Saturday, 6 July 2013

So Much to See and Do

The Apassionata show was energetic, fun and visually appealing
 
This is day 5 of our cruise, which comes to the end tomorrow morning. On the whole Queen Mary 2 has been a good experience. It's an extremely large ship, accommodating 2,618 guests and 1,240 crew on board. Its first voyage was in 2004 and a few years ago underwent a refurbishment so the staterooms and public venue areas are in good condition.

An array of desserts to choose from for afternoon tea
The staff are very friendly, always saying "Good Morning", "Good Evening" and are helpful when you're lost. A good tip when on the cruise is to establish a good relationship with the room attendant and your waiter from the beginning, which means slipping them a good tip on the first day.

There's no need to worry about what to do on a cruise ship – the entertainment director makes sure you're occupied – practically every minute. The night before a Daily Programme is distributed in every room and there is a list of activities of things to do from 6am to past midnight. Some cruisers get so busy with the lectures, workshops and seminars they barely have enough time to squeeze in meals.

Food is not an issue here – it's available almost all day and night in a buffet at Kings Court and for fine dining head to Britannia where guests can eat as many dishes on the daily menu as they wish. There are healthy options too, but you're on holiday!

The highly-prized scone perfect with clotted cream and jam
On the Queen Mary 2 there's also afternoon tea served at 3.30pm in the Queens Room where waiters dressed in white suits and gloves serve tea in silver pots and guests. There's finger sandwiches and desserts, but come here for the scones, that arrive fresh from the oven, and taste moist and light.

Cruisers can have a choice of entertainment. At sea there's the casino, some boutiques to meander through and every night there's a showcase act. Queen Mary 2's signature show is called Apassionata and it's a medley of singing mostly Broadway and well-known numbers, energetic dancing showcasing everything from the waltz to salsa, Russian dance and tango. Most of the dancers are Russian or Eastern European and English.

A Motown group called Horizon was fun. The trio sang a number of hit songs by people like Marvin Gaye and the Four Tops, dancing and singing together. They also had some fun humour. One looked around in the audience and said to his fellow performers that he saw someone he recognized. When he got to an elderly Caucasian woman, he asked her to stand up and announced to everyone she was his ex-wife...

The Motown group Horizon
One of the headlining acts was Lance Ringald, two-time Olympic gymnast who has created his own unique show.
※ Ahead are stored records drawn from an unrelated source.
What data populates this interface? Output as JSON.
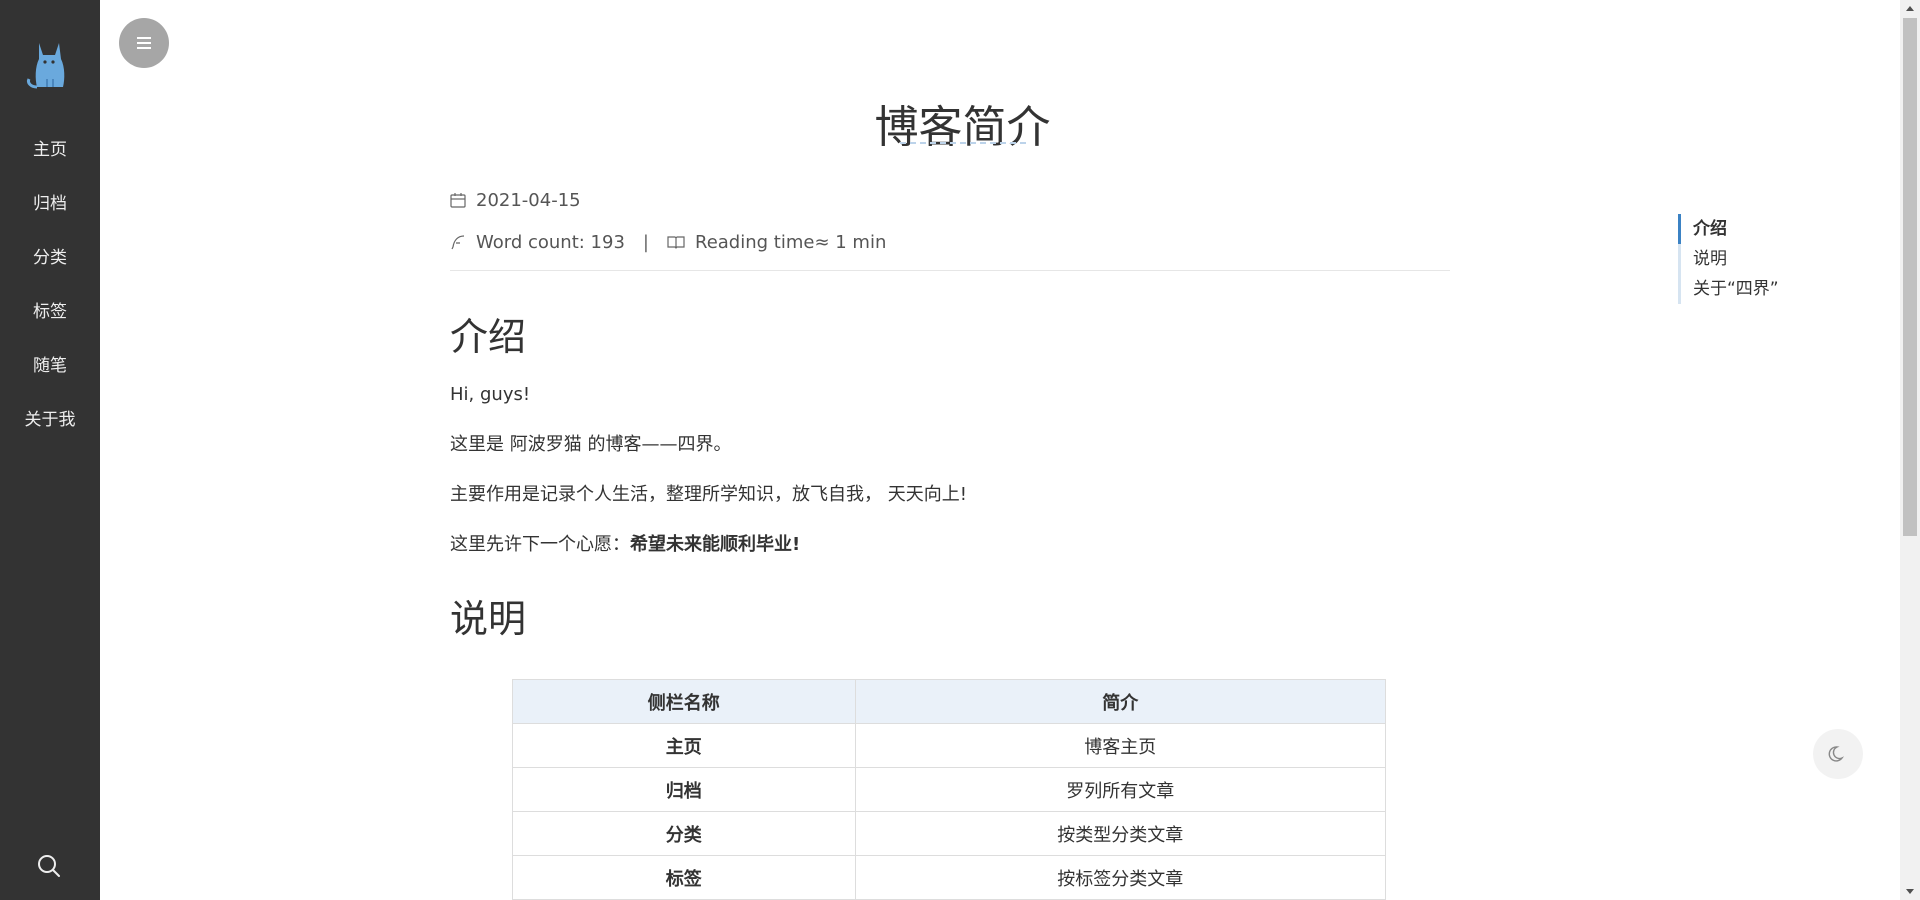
{
  "sidebar": {
    "logo_icon": "cat-logo-icon",
    "items": [
      {
        "label": "主页"
      },
      {
        "label": "归档"
      },
      {
        "label": "分类"
      },
      {
        "label": "标签"
      },
      {
        "label": "随笔"
      },
      {
        "label": "关于我"
      }
    ],
    "search_icon": "search-icon"
  },
  "menu_toggle_icon": "hamburger-menu-icon",
  "article": {
    "title": "博客简介",
    "date": "2021-04-15",
    "word_count": "Word count: 193",
    "separator": "|",
    "reading_time": "Reading time≈ 1 min",
    "sections": {
      "intro_heading": "介绍",
      "intro_p1": "Hi, guys!",
      "intro_p2": "这里是 阿波罗猫 的博客——四界。",
      "intro_p3": "主要作用是记录个人生活，整理所学知识，放飞自我， 天天向上!",
      "intro_p4_prefix": "这里先许下一个心愿：",
      "intro_p4_bold": "希望未来能顺利毕业!",
      "desc_heading": "说明"
    },
    "table": {
      "headers": [
        "侧栏名称",
        "简介"
      ],
      "rows": [
        [
          "主页",
          "博客主页"
        ],
        [
          "归档",
          "罗列所有文章"
        ],
        [
          "分类",
          "按类型分类文章"
        ],
        [
          "标签",
          "按标签分类文章"
        ]
      ]
    }
  },
  "toc": {
    "items": [
      {
        "label": "介绍"
      },
      {
        "label": "说明"
      },
      {
        "label": "关于“四界”"
      }
    ]
  },
  "dark_mode_icon": "moon-icon",
  "colors": {
    "sidebar_bg": "#333333",
    "toc_accent": "#3b82c4",
    "table_header_bg": "#eaf1f9"
  }
}
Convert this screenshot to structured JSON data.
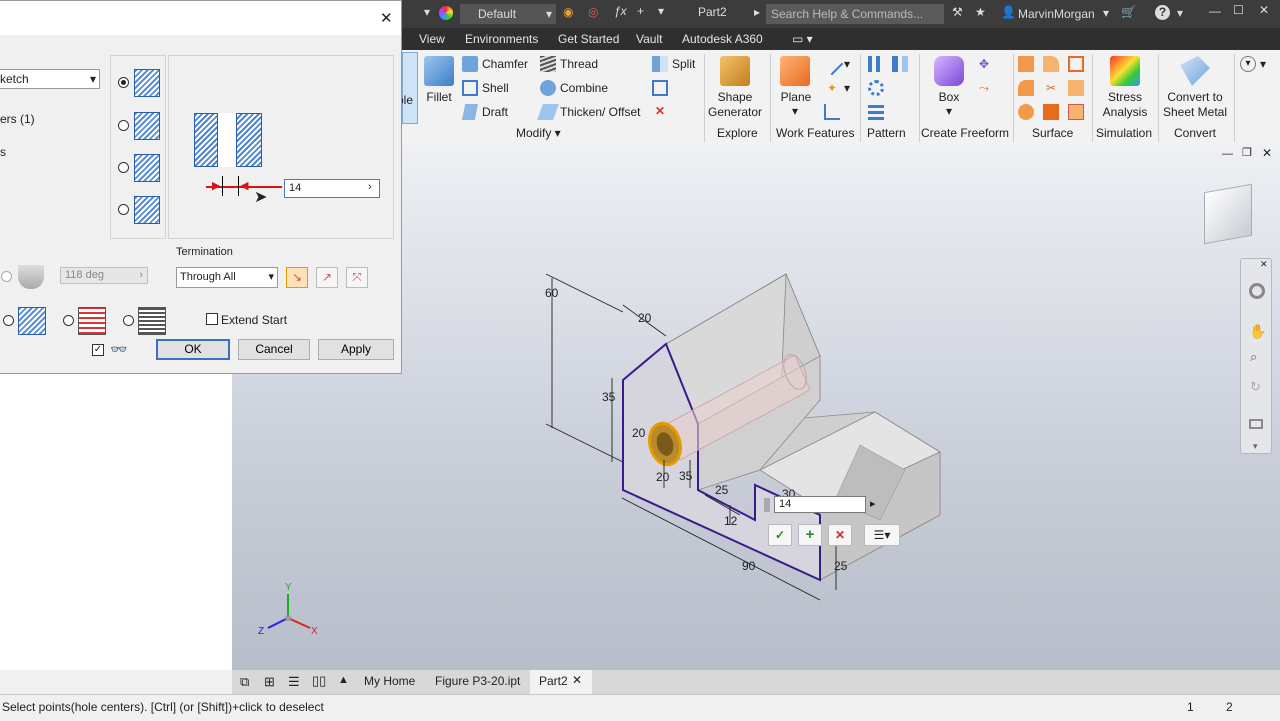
{
  "titlebar": {
    "appearance_value": "Default",
    "doc_name": "Part2",
    "search_placeholder": "Search Help & Commands...",
    "user": "MarvinMorgan"
  },
  "ribbon_tabs": [
    "View",
    "Environments",
    "Get Started",
    "Vault",
    "Autodesk A360"
  ],
  "ribbon": {
    "hole_partial": "ole",
    "fillet": "Fillet",
    "chamfer": "Chamfer",
    "shell": "Shell",
    "draft": "Draft",
    "thread": "Thread",
    "combine": "Combine",
    "thicken": "Thicken/ Offset",
    "split": "Split",
    "modify_panel": "Modify",
    "shape_generator": "Shape Generator",
    "explore_panel": "Explore",
    "plane": "Plane",
    "work_features_panel": "Work Features",
    "pattern_panel": "Pattern",
    "box": "Box",
    "create_freeform_panel": "Create Freeform",
    "surface_panel": "Surface",
    "stress_analysis": "Stress Analysis",
    "simulation_panel": "Simulation",
    "convert_sheet_metal": "Convert to Sheet Metal",
    "convert_panel": "Convert"
  },
  "dialog": {
    "placement_value": "ketch",
    "centers_label": "ers (1)",
    "third_label": "s",
    "depth_value": "14",
    "drill_angle": "118 deg",
    "termination_label": "Termination",
    "termination_value": "Through All",
    "extend_start": "Extend Start",
    "ok": "OK",
    "cancel": "Cancel",
    "apply": "Apply"
  },
  "viewport": {
    "dims": [
      "60",
      "20",
      "35",
      "20",
      "20",
      "35",
      "25",
      "12",
      "30",
      "90",
      "25"
    ],
    "mini_toolbar_value": "14"
  },
  "doc_tabs": [
    "My Home",
    "Figure P3-20.ipt",
    "Part2"
  ],
  "status": {
    "text": "Select points(hole centers). [Ctrl] (or [Shift])+click to deselect",
    "num1": "1",
    "num2": "2"
  },
  "colors": {
    "accent_blue": "#2b5da8",
    "profile_purple": "#3a1a8a",
    "hole_orange": "#d48a00",
    "title_bg": "#3c3c3c"
  }
}
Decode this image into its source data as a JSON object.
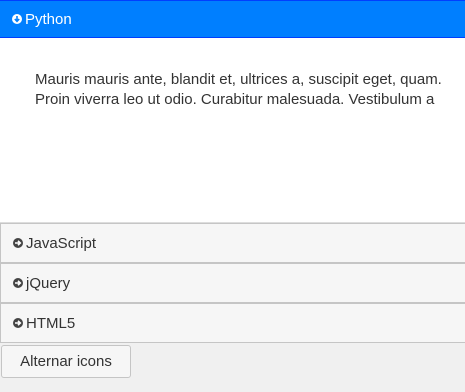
{
  "accordion": {
    "sections": [
      {
        "label": "Python",
        "icon": "arrow-down-circle-icon",
        "state": "expanded"
      },
      {
        "label": "JavaScript",
        "icon": "arrow-right-circle-icon",
        "state": "collapsed"
      },
      {
        "label": "jQuery",
        "icon": "arrow-right-circle-icon",
        "state": "collapsed"
      },
      {
        "label": "HTML5",
        "icon": "arrow-right-circle-icon",
        "state": "collapsed"
      }
    ],
    "panel_text": [
      "Mauris mauris ante, blandit et, ultrices a, suscipit eget, quam.",
      "Proin viverra leo ut odio. Curabitur malesuada. Vestibulum a"
    ]
  },
  "toggle_button": {
    "label": "Alternar icons"
  },
  "colors": {
    "active_header_bg": "#007fff",
    "active_header_text": "#ffffff",
    "collapsed_header_bg": "#f6f6f6",
    "text": "#333333"
  }
}
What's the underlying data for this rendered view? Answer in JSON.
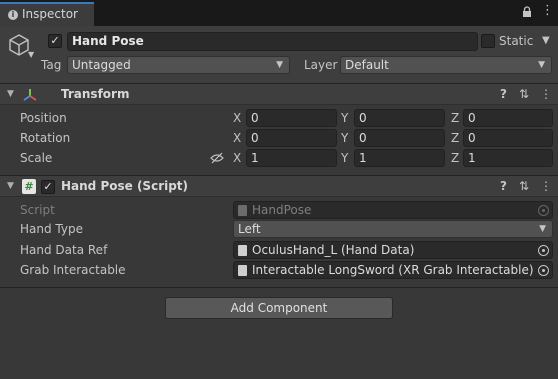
{
  "tab": {
    "title": "Inspector",
    "menu_glyph": "⋮"
  },
  "object": {
    "name": "Hand Pose",
    "active": true,
    "static_label": "Static",
    "static_checked": false,
    "tag_label": "Tag",
    "tag_value": "Untagged",
    "layer_label": "Layer",
    "layer_value": "Default"
  },
  "transform": {
    "title": "Transform",
    "rows": [
      {
        "label": "Position",
        "x": "0",
        "y": "0",
        "z": "0"
      },
      {
        "label": "Rotation",
        "x": "0",
        "y": "0",
        "z": "0"
      },
      {
        "label": "Scale",
        "x": "1",
        "y": "1",
        "z": "1"
      }
    ],
    "axes": {
      "x": "X",
      "y": "Y",
      "z": "Z"
    }
  },
  "script": {
    "title": "Hand Pose (Script)",
    "enabled": true,
    "fields": [
      {
        "label": "Script",
        "value": "HandPose",
        "disabled": true
      },
      {
        "label": "Hand Type",
        "value": "Left"
      },
      {
        "label": "Hand Data Ref",
        "value": "OculusHand_L (Hand Data)"
      },
      {
        "label": "Grab Interactable",
        "value": "Interactable LongSword (XR Grab Interactable)"
      }
    ]
  },
  "header_icons": {
    "help": "?",
    "settings": "⇅",
    "more": "⋮"
  },
  "add_component": "Add Component",
  "colors": {
    "tab_accent": "#3a79bb",
    "background": "#383838",
    "field": "#2a2a2a"
  }
}
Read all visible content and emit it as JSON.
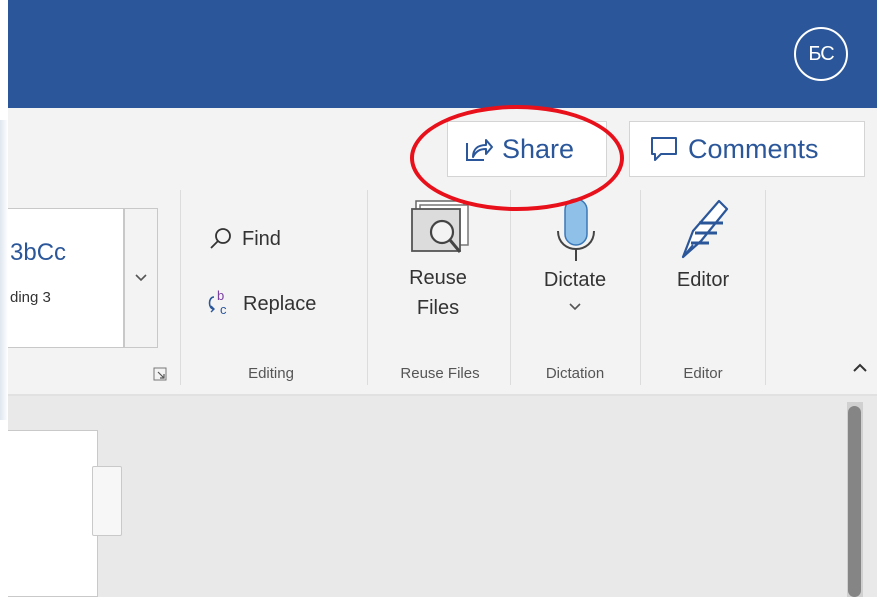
{
  "titlebar": {
    "avatar_initials": "БС",
    "bg_color": "#2b579a"
  },
  "header_actions": {
    "share_label": "Share",
    "comments_label": "Comments"
  },
  "ribbon": {
    "styles": {
      "sample_text": "3bCc",
      "style_name": "ding 3"
    },
    "editing": {
      "find_label": "Find",
      "replace_label": "Replace",
      "group_label": "Editing"
    },
    "reuse_files": {
      "button_line1": "Reuse",
      "button_line2": "Files",
      "group_label": "Reuse Files"
    },
    "dictation": {
      "button_label": "Dictate",
      "group_label": "Dictation"
    },
    "editor": {
      "button_label": "Editor",
      "group_label": "Editor"
    }
  },
  "accent_color": "#2b579a",
  "highlight_color": "#e8101a",
  "icons": [
    "share-icon",
    "comment-icon",
    "search-icon",
    "replace-icon",
    "reuse-files-icon",
    "microphone-icon",
    "editor-pen-icon",
    "chevron-down-icon",
    "chevron-up-icon",
    "dialog-launcher-icon"
  ]
}
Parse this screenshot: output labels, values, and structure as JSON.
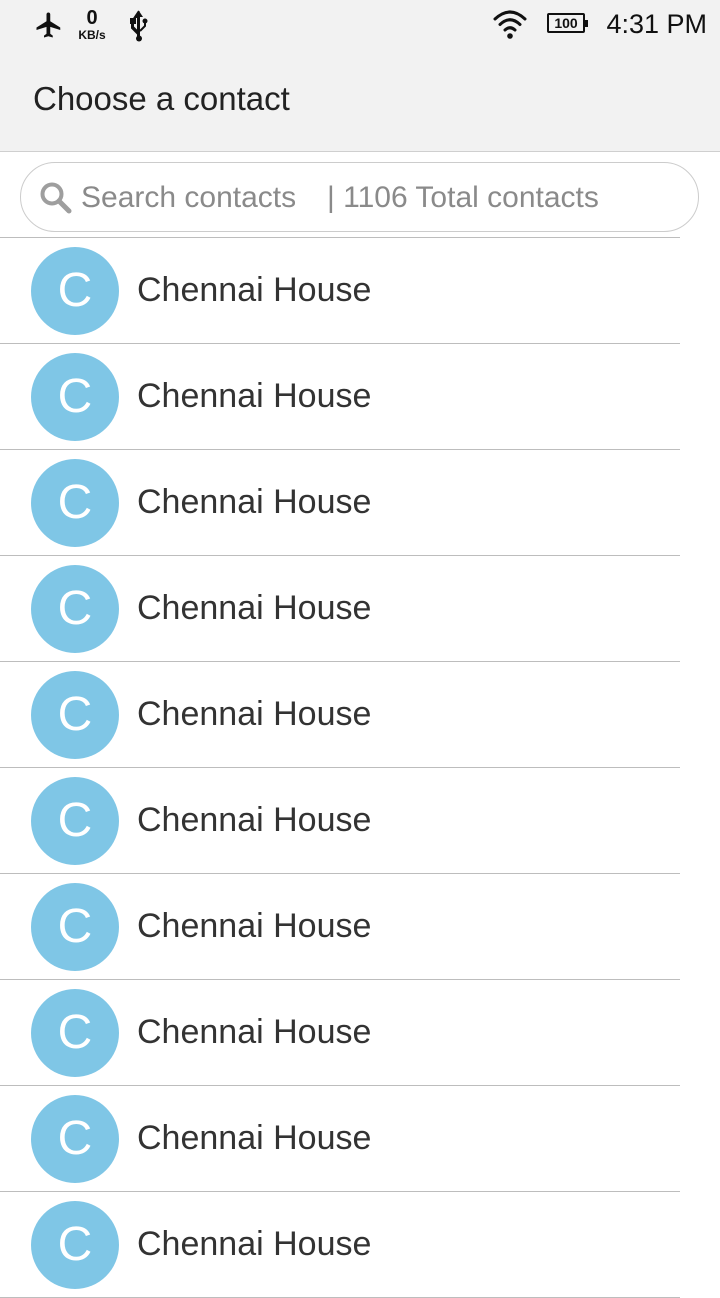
{
  "status_bar": {
    "network_speed_value": "0",
    "network_speed_unit": "KB/s",
    "battery_level": "100",
    "time": "4:31 PM",
    "icons": [
      "airplane-mode-icon",
      "usb-icon",
      "wifi-icon",
      "battery-icon"
    ]
  },
  "app_bar": {
    "title": "Choose a contact"
  },
  "search": {
    "placeholder": "Search contacts",
    "count_text": "| 1106 Total contacts"
  },
  "contacts": [
    {
      "initial": "C",
      "name": "Chennai House"
    },
    {
      "initial": "C",
      "name": "Chennai House"
    },
    {
      "initial": "C",
      "name": "Chennai House"
    },
    {
      "initial": "C",
      "name": "Chennai House"
    },
    {
      "initial": "C",
      "name": "Chennai House"
    },
    {
      "initial": "C",
      "name": "Chennai House"
    },
    {
      "initial": "C",
      "name": "Chennai House"
    },
    {
      "initial": "C",
      "name": "Chennai House"
    },
    {
      "initial": "C",
      "name": "Chennai House"
    },
    {
      "initial": "C",
      "name": "Chennai House"
    }
  ],
  "colors": {
    "avatar_background": "#7fc6e6",
    "app_bar_background": "#f2f2f2",
    "text_primary": "#333333",
    "text_hint": "#8a8a8a"
  }
}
Not only does he demonstrate his strength and finesse, but also his humour, and gives commentary to give the audience more insight into the world of gymnastics.

Now 43 years old, Ringald performed on the silks, wrapping around in them and suspending himself from them in various poses with ease. He also showed off his juggling skills as well as musicianship on the piano and composing. Nothing seems to stop this man who is compulsive about constantly challenging himself.

His self-promotion borders on egotism, but in a way he's earned it. With the short careers of Olympic gymnasts, he's been able to parlay his skills into an act on cruises, which he has done for the past nine years.

Lance Ringald striking a pose
What was also interesting was that whether it was a string quartet, Russian ballroom dancers or even lecturers on the ship, they all said at the end of their performances that they had a CD or DVD for sale in the gift shop. One wonders how many bought them, or if they made any money from them..

Nevertheless, the caliber of the entertainment on the cruise was pretty impressive.